Thursday, March 24, 2011

Banana Flower

Dealing with a banana flower was a very interesting experience. 
I saw one in Koreatown while with Andrew and he mentioned they took special preparation and were real bitter. I decided not to attempt it at that time. 
Recently I saw and purchased one at an Asian market in San Bernardino. It sat in our refrigerator for several days and as we prepared to go out of town for a few days I decided I needed to dig into it. 
I cut off the pointy tip and the first impression I had was that of a leek, a white inner, layered core. 
I then went to the other end and cut off the bottom and was not ready for what I saw. 
Instead of the tightly wound leekish look at the top, I found what looked like octopus suction cups wound irregularly in reddish membrane.  Below, after cutting off an additional portion at the bottom, revealing even more of the rounded suction cups, now starting to look more like bamboo shoots. 
I eventually discovered that the suction cups were portions of matchbook-like fronds that are little buds that eventually become bananas. At this point, as I started to unwind the banana flower, layer-by-layer, I discovered that under each layer was a collection of the buds. 
I tossed the buds and kept the leaves. 
I got a bowl of water, added some lemon juice, and put the unraveled leaves in it to keep them from turning dark as they started to do, similarly to an avocado. The outer leaves are a dark red, then as you get closer to the center the color starts to fade to more of a creamy color. 
I ended up tossing the darker outer red leaves and keeping the lighter-colored inner leaves to try. 
Banana leaves are primarily eaten in Asia: Vietnam, Thailand, the Philippines and Cambodia and are one of the 1001 Foods You Must Taste Before You Die. 1001 says they are "eaten raw or lightly blanched in salads dressed with vinegar or citrus, cooked until tender in soups or coconut milk sauces, or shredded as a garnish for noodle dishes and the fondue-style sharing dishes known as 'steamboats.'" The inner portion was somewhat reminiscent of both palm heart and artichoke. After soaking the leaves for about 30 minutes, I cut them into small sections and tried some raw. 
It was horribly bitter and almost immediately I felt a numbing effect on my tongue. I felt like I was chewing on Novocaine. This stuff is not for the faint of heart. I then put some in a frying pan with olive oil and fried it for awhile, adding salt and pepper. 

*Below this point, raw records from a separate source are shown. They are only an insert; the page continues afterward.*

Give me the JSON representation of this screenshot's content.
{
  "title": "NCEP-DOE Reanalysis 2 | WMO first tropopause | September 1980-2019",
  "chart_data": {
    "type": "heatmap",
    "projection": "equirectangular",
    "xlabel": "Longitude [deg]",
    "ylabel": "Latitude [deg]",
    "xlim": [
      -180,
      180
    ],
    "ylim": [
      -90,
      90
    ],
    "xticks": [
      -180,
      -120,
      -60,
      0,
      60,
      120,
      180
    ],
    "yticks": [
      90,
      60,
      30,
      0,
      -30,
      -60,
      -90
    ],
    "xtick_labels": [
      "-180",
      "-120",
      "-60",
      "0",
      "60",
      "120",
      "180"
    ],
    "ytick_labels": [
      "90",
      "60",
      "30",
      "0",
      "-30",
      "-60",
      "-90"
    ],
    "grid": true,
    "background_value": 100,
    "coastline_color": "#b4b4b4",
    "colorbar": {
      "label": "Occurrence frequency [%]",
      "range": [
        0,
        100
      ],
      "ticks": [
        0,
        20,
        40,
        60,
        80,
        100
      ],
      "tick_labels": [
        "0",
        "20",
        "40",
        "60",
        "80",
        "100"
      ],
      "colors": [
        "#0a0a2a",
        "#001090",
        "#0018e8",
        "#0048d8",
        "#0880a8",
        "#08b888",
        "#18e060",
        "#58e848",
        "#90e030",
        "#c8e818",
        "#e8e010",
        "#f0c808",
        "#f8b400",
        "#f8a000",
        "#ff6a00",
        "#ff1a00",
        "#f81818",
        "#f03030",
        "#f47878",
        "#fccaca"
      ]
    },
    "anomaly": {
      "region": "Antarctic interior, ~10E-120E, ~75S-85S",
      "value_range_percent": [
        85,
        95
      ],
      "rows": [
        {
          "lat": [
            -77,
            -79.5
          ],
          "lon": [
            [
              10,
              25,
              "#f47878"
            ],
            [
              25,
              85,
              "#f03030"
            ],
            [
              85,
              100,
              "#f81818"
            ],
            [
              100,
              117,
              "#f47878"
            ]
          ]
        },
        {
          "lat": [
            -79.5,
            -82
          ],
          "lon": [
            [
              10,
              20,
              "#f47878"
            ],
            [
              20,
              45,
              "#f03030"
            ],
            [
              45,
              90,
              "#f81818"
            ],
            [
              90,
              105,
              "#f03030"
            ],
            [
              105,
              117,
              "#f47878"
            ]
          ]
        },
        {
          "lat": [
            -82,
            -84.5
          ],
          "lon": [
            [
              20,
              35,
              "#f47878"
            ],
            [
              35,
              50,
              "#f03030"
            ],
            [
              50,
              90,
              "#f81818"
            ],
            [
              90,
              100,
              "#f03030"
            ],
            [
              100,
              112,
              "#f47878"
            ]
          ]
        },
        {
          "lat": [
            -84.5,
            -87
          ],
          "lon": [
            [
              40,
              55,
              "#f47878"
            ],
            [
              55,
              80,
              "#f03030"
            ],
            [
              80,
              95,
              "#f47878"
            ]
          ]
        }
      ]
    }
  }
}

It was much, much better. It had the texture of artichoke heart and a similar taste, although the numbing effect was still present to a much lesser degree. I gave Judy a bite-full of the cooked banana flower and she immediately commented on the numbing effect and declined any more. I am sure there are ways to prepare banana flower to minimize the bitterness and numbing impact and maximize the taste. If I ever do venture this way again, it will be with a recipe that focuses on some kind of cooked preparation.